Francis Fukuyama: China-US relations will get worse before they get better – and not just because of Trump

  • Audrey Li speaks to the author of The End of History on how his views have changed amid China’s rise on the global stage, and how hostility towards China among US businesspeople has become the driving force behind deteriorating relations
When the renowned American political scientist Francis Fukuyama argued that liberal democracy rather than communism constituted the Hegelian-Marxist “end of history” in 1989, it was right at the beginning of the end of the cold war. Although the Tiananmen pro-democracy protests and subsequent government crackdown happened around the same time, Fukuyama still believed China, with its economic and political reforms, was heading towards the direction of a liberal order.

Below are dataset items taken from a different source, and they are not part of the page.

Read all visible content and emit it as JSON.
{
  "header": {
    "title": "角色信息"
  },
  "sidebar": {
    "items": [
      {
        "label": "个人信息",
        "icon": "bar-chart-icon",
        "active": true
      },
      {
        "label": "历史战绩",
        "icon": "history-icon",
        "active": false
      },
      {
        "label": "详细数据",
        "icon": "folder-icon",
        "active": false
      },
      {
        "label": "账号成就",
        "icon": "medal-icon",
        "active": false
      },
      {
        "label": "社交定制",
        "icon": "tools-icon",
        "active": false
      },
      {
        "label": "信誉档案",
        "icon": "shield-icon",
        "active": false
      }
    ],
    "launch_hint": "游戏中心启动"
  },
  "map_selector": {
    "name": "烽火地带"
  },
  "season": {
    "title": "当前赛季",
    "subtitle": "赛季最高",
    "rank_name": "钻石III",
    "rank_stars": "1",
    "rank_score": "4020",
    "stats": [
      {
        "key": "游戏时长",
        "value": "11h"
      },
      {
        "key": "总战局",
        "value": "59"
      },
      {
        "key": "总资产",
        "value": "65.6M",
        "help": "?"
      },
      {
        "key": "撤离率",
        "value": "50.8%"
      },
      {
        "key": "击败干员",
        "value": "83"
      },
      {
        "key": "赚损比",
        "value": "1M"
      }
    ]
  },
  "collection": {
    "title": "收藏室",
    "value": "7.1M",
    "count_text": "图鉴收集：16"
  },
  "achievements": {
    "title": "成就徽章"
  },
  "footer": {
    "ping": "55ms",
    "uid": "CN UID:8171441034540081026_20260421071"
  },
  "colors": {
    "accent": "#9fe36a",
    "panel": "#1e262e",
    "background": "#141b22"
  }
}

But nearly 30 years have passed, and history seems to be refusing to “end”. While the collapse of the Soviet Union might have once signalled the demise of the last ideological alternative to Western liberalism, China's rise appears to have provided a new one, the “China model”, which combines elements of a market economy with authoritarian rule.

In his 2014 book, Political Order and Political Decay, Fukuyama in some ways modified his views and emphasised that state capacity was as important to a country’s prosperity as democracy and rule of law were, an apparent recognition of the value of benign centralised power, or the governance of “good emperors”. However, when China abolished its presidential term limit earlier this year, Fukuyama said that China’s “bad emperor” had returned.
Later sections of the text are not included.